ST. PETERSBURG -- It didn't take very long for Carlos Villanueva to figure out he was in for a frustrating night at Tropicana Field.
Toronto's right-hander didn't have the typical velocity on his fastball or the normal break to his secondary pitches. It was the perfect recipe for a short outing by Villanueva and a long night for the rest of his teammates.
Villanueva surrendered a season-high seven runs over just 2 1/3 innings while the Blue Jays were shut down offensively by James Shields in a lopsided 12-1 loss to the Rays on Friday night.
"I was 86-88 mph and my breaking balls were flat," Villanueva said. "It's difficult -- going out there feeling physically fine -- but having nothing behind the ball. It is a horrible feeling. Some days you feel like that and you find a way to get it done. But today, you run into a hot team and they took advantage of every mistake that I made."

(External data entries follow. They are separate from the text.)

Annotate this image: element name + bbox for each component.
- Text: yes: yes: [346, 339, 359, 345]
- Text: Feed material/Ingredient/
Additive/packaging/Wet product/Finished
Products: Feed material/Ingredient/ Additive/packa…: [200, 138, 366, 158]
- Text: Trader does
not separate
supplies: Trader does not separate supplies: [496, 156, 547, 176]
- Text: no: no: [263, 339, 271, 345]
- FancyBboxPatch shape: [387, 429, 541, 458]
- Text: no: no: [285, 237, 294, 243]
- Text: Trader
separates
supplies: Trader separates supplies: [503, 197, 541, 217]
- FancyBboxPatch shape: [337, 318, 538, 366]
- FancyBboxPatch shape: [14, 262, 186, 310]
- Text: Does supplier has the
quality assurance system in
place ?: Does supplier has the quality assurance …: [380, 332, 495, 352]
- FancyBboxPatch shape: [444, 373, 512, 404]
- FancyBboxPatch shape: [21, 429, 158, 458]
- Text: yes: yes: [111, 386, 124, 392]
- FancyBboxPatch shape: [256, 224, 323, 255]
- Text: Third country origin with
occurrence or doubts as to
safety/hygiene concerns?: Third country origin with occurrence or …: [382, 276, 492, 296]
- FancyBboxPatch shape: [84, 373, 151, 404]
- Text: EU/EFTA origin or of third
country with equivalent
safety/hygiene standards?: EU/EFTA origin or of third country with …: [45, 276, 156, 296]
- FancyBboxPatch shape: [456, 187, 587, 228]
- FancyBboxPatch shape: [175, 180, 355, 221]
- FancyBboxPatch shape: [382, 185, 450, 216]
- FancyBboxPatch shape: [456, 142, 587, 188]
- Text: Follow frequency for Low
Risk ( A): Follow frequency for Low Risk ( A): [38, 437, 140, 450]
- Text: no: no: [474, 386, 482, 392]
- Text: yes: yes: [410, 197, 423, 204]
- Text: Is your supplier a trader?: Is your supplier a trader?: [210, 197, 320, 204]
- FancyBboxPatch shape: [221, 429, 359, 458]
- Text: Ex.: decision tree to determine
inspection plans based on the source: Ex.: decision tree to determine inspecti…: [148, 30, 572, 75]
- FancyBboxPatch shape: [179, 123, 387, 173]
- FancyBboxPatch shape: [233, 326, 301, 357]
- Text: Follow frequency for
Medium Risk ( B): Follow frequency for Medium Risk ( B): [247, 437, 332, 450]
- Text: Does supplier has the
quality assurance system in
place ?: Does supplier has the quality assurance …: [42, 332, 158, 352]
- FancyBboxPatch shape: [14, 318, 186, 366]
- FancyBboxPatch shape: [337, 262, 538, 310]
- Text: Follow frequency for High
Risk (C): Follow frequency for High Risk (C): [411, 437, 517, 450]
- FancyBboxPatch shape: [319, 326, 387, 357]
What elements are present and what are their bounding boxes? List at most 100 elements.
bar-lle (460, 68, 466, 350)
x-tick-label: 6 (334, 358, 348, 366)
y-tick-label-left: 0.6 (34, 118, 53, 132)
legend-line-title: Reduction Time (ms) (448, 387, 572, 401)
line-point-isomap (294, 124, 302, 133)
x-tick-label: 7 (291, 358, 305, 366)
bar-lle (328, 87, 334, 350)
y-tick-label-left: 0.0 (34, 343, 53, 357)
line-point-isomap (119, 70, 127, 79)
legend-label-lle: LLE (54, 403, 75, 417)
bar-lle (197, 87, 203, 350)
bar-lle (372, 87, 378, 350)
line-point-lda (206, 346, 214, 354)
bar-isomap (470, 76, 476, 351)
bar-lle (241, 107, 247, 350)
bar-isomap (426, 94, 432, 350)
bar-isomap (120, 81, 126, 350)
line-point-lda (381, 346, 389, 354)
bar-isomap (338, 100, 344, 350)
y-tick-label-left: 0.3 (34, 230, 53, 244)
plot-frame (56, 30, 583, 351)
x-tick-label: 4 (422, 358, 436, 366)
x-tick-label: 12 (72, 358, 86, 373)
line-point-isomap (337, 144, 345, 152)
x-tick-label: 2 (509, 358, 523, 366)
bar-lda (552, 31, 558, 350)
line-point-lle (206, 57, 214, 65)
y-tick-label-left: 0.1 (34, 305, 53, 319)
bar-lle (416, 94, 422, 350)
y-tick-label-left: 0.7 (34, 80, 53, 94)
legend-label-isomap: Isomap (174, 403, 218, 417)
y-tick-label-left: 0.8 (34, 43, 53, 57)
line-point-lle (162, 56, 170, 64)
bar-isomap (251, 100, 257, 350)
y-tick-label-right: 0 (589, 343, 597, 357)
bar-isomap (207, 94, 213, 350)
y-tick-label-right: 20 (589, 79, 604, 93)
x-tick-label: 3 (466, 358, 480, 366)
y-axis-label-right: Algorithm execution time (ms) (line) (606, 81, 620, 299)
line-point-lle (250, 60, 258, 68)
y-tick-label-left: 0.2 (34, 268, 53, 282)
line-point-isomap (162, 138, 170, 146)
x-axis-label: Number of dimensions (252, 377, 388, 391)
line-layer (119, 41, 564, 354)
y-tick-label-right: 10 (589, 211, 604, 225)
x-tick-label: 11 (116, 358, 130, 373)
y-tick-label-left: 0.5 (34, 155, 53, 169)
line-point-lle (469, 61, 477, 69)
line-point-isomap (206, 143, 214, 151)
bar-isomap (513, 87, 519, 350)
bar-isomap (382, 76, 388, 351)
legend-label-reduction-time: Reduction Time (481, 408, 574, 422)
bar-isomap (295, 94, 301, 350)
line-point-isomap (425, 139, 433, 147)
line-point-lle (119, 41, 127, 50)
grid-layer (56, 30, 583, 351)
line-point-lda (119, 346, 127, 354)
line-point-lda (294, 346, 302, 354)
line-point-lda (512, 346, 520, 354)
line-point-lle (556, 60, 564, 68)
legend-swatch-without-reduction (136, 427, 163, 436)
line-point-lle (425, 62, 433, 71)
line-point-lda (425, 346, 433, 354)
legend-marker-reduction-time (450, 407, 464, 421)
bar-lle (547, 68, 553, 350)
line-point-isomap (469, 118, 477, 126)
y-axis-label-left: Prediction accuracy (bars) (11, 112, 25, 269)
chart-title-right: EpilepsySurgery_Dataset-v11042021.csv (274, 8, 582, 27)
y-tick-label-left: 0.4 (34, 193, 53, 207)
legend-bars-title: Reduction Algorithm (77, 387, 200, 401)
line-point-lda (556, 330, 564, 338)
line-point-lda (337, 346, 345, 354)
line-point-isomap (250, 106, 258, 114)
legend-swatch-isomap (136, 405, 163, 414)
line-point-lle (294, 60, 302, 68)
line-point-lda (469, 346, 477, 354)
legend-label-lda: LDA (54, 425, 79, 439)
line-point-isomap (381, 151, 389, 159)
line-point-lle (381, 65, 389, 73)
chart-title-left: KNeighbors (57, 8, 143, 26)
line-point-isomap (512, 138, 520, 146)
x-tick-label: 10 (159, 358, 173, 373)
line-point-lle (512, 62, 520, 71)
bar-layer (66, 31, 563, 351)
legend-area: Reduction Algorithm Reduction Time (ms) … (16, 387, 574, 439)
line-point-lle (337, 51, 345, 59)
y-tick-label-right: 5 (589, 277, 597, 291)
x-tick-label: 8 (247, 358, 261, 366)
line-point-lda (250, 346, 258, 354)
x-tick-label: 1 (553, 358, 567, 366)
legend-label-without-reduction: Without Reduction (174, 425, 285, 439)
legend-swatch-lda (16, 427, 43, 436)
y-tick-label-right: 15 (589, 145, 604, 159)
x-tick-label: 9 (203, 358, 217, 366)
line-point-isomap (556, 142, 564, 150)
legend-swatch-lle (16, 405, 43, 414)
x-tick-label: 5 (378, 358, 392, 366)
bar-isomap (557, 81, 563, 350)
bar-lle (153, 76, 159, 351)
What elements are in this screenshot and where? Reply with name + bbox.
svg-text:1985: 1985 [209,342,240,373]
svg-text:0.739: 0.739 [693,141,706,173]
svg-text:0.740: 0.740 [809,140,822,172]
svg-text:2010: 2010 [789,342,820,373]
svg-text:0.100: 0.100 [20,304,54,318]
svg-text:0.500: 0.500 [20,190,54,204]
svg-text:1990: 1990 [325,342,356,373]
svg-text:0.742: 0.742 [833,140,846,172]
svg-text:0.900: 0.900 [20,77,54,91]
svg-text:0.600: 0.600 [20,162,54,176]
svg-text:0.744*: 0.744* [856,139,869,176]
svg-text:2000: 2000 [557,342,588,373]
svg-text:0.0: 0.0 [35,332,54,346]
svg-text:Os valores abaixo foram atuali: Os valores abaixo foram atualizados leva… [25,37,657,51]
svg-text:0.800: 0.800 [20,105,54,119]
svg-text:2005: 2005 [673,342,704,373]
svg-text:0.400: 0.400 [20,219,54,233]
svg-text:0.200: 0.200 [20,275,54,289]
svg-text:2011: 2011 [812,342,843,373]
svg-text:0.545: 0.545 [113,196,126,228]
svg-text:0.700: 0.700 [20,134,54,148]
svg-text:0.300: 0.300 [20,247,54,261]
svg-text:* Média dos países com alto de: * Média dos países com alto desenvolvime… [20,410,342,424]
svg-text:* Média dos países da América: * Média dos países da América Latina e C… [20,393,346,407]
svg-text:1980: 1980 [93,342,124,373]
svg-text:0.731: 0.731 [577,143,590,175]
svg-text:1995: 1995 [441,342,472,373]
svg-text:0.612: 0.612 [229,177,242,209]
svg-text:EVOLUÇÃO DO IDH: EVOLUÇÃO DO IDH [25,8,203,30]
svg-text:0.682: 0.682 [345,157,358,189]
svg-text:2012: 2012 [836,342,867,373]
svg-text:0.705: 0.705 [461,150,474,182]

Villanueva entered as one of Toronto's most reliable starters, but wasn't close to being that versus Tampa Bay. His command was inconsistent and even when Villanueva managed to get ahead in the count, he was unable to finish anybody off.
The disappointing outing marked just the fourth time this season Villanueva has surrendered more than three runs in an outing. It also was the first time in 15 starts that he didn't throw at least five innings.

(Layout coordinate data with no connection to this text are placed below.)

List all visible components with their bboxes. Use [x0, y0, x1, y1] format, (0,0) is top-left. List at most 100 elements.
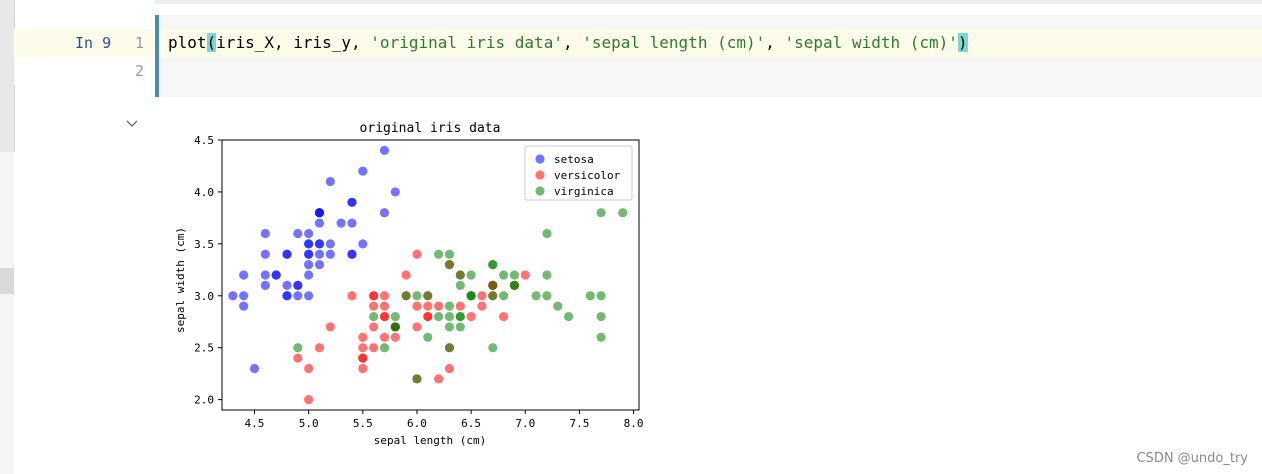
code-sep-2: ,	[765, 33, 785, 52]
point-virginica-13	[379, 343, 390, 353]
point-setosa-14	[390, 187, 400, 197]
point-versicolor-8	[477, 301, 487, 311]
line-number-2: 2	[134, 62, 144, 80]
point-virginica-20	[509, 270, 520, 280]
legend-label-virginica: virginica	[554, 185, 614, 198]
point-setosa-28	[325, 249, 335, 259]
point-versicolor-47	[434, 301, 444, 311]
point-versicolor-38	[369, 291, 379, 301]
open-paren: (	[206, 33, 217, 52]
point-versicolor-42	[390, 332, 400, 342]
point-virginica-15	[455, 270, 465, 280]
point-versicolor-3	[358, 363, 368, 374]
code-arg-xlabel: 'sepal length (cm)'	[582, 33, 766, 52]
point-versicolor-13	[423, 301, 433, 311]
point-virginica-2	[531, 291, 541, 301]
point-versicolor-33	[412, 322, 422, 332]
point-versicolor-26	[499, 311, 509, 322]
point-setosa-47	[260, 270, 270, 280]
x-tick-label: 5.5	[353, 417, 373, 430]
point-versicolor-44	[369, 322, 379, 332]
point-virginica-42	[390, 322, 400, 332]
point-virginica-18	[596, 332, 606, 342]
code-arg-ylabel: 'sepal width (cm)'	[784, 33, 958, 52]
point-setosa-29	[271, 270, 281, 280]
point-setosa-35	[304, 270, 314, 280]
point-virginica-32	[455, 311, 465, 322]
point-virginica-27	[423, 291, 433, 301]
point-setosa-39	[314, 249, 325, 259]
point-virginica-40	[488, 280, 498, 290]
point-versicolor-24	[455, 301, 465, 311]
point-setosa-13	[228, 291, 238, 301]
point-setosa-8	[239, 301, 249, 311]
point-virginica-36	[444, 249, 455, 259]
code-cell[interactable]: In 9 1 2 plot(iris_X, iris_y, 'original …	[14, 15, 1262, 97]
point-setosa-43	[304, 239, 314, 249]
point-virginica-5	[585, 291, 595, 301]
point-versicolor-7	[293, 353, 303, 363]
point-virginica-44	[488, 260, 498, 270]
code-editor[interactable]: plot(iris_X, iris_y, 'original iris data…	[155, 15, 1262, 97]
point-versicolor-46	[379, 301, 390, 311]
scatter-chart: original iris data sepal length (cm) sep…	[174, 121, 644, 447]
point-virginica-9	[542, 228, 552, 239]
legend-marker-setosa	[535, 154, 545, 164]
point-setosa-26	[304, 249, 314, 259]
point-setosa-21	[314, 218, 325, 228]
point-versicolor-39	[358, 343, 368, 353]
point-setosa-24	[282, 249, 292, 259]
point-virginica-49	[401, 291, 411, 301]
point-versicolor-48	[314, 343, 325, 353]
y-tick-label: 2.0	[194, 394, 214, 407]
x-axis-label: sepal length (cm)	[374, 434, 487, 447]
point-virginica-30	[563, 311, 574, 322]
point-versicolor-28	[412, 301, 422, 311]
y-tick-label: 4.0	[194, 186, 214, 199]
point-virginica-33	[444, 311, 455, 322]
legend-box	[524, 145, 633, 201]
point-setosa-46	[314, 208, 325, 218]
point-setosa-30	[282, 280, 292, 290]
chevron-down-icon[interactable]	[126, 117, 138, 132]
close-paren: )	[957, 33, 968, 52]
point-virginica-41	[509, 280, 520, 290]
y-tick-label: 3.0	[194, 290, 214, 303]
point-versicolor-29	[379, 332, 390, 342]
point-setosa-36	[358, 239, 368, 249]
x-tick-label: 7.5	[569, 417, 589, 430]
point-virginica-46	[444, 343, 455, 353]
point-virginica-8	[488, 343, 498, 353]
point-virginica-21	[369, 311, 379, 322]
point-setosa-6	[260, 249, 270, 259]
current-line-highlight: plot(iris_X, iris_y, 'original iris data…	[159, 29, 1262, 57]
point-versicolor-9	[325, 322, 335, 332]
point-virginica-48	[434, 249, 444, 259]
point-virginica-45	[488, 291, 498, 301]
code-text[interactable]: plot(iris_X, iris_y, 'original iris data…	[168, 29, 968, 57]
point-setosa-10	[347, 218, 357, 228]
code-sep-1: ,	[562, 33, 583, 52]
point-setosa-18	[379, 208, 390, 218]
x-tick-label: 6.0	[407, 417, 427, 430]
point-versicolor-35	[412, 249, 422, 259]
point-versicolor-10	[304, 395, 314, 405]
point-virginica-25	[542, 270, 552, 280]
point-setosa-23	[314, 260, 325, 270]
point-setosa-4	[304, 228, 314, 239]
point-virginica-43	[499, 270, 509, 280]
point-versicolor-45	[379, 291, 390, 301]
x-tick-label: 7.0	[515, 417, 535, 430]
point-virginica-11	[455, 322, 465, 332]
point-setosa-45	[282, 291, 292, 301]
point-virginica-3	[444, 301, 455, 311]
point-setosa-31	[347, 249, 357, 259]
point-virginica-37	[455, 280, 465, 290]
left-scrollbar[interactable]	[0, 0, 15, 152]
point-setosa-41	[249, 363, 260, 374]
point-virginica-19	[412, 374, 422, 384]
x-tick-label: 8.0	[624, 417, 644, 430]
point-versicolor-40	[358, 332, 368, 342]
point-versicolor-19	[369, 343, 379, 353]
point-virginica-22	[596, 311, 606, 322]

Villanueva's troubles began almost immediately after the first pitch of the game. The Dominican native retired the first two batters he faced, then served up a homer to Rays infielder Ben Zobrist.
In the second, Tampa Bay erupted for an additional four runs. First baseman Carlos Pena had a two-run triple before former Blue Jays catcher Jose Molina came through with a two-run homer to deep left field. It was more of the same in the third as Luke Scott delivered another two-run double before Villanueva was eventually pulled.
Villanueva was charged with seven runs on eight hits and two walks while failing to record at least two strikeouts for the first time this year. He is 1-3 with a 10.32 ERA in nine career appearances against the Rays.
"I felt like I could have thrown the rosin bag up there and they would have hit it square," said Villanueva, who is eligible for free agency at the end of the year. "I didn't let down at any moment, I tried to keep battling after they scored the five runs, keep it right there. But it was just like anything I threw up there, they hit.
"Every time I got a guy on two strikes, they fouled it off, fouled it off, and then made solid contact. It was all over the field and it was all of them. First pitch, whatever it was, they were jumping all over me and they got me out of there quick today."
The 28-year-old Villanueva has two more starts to prove he can finish on a high note. There have been lingering questions about whether he is physically capable of handling a full-season workload, and while those can't be answered this year -- because he didn't enter the rotation until late June -- a strong finish will at least help alleviate some of the concerns.
Villanueva earned a starting job midway through the 2011 campaign as well and went 6-3 with a 3.67 ERA over nine starts. He then proceeded to post a 9.31 ERA over his final four starts in part because of a right forearm injury.
By comparison, Villanueva began this season with a 4-0 record and 2.54 ERA in his first five starts. Since then, he has gone 1-6 with a 4.83 ERA in 10 outings and hasn't won since he pitched six scoreless innings against the Rays on Aug. 30 at Rogers Centre.
"We're getting to that point where he has pitched more innings this year than any year previous, and the fact is he was a little bit flat tonight," manager John Farrell said. "There are games where guys come out a little bit flat, that was the case tonight.
"There has been no indication of [fatigue] through the time he has been in the rotation. He has done an excellent job with that. He has pitched very effectively, he has kept us in the ballgame on almost every occasion. Tonight was the exception."
On offense, the Blue Jays were a non-factor for most of the night. Right-hander James Shields didn't allow a run over seven innings while striking out nine to become the first Rays pitcher to record back-to-back seasons with 200-plus strikeouts.
Toronto did eventually get on the scoreboard in the eighth on an RBI double by Yan Gomes to avoid being shut out for the first time since Sept. 4.
"It means a lot," Shields said of reaching the 200-strikeout plateau for the second consecutive season. "I've worked really hard over the last couple of years to get my game back in action and be able to throw 20 innings. Two-hundred strikeouts was definitely a goal of mine and I'm proud to be able to get there again this year."
The Blue Jays have lost three consecutive games and haven't won a series since sweeping the Red Sox in early September.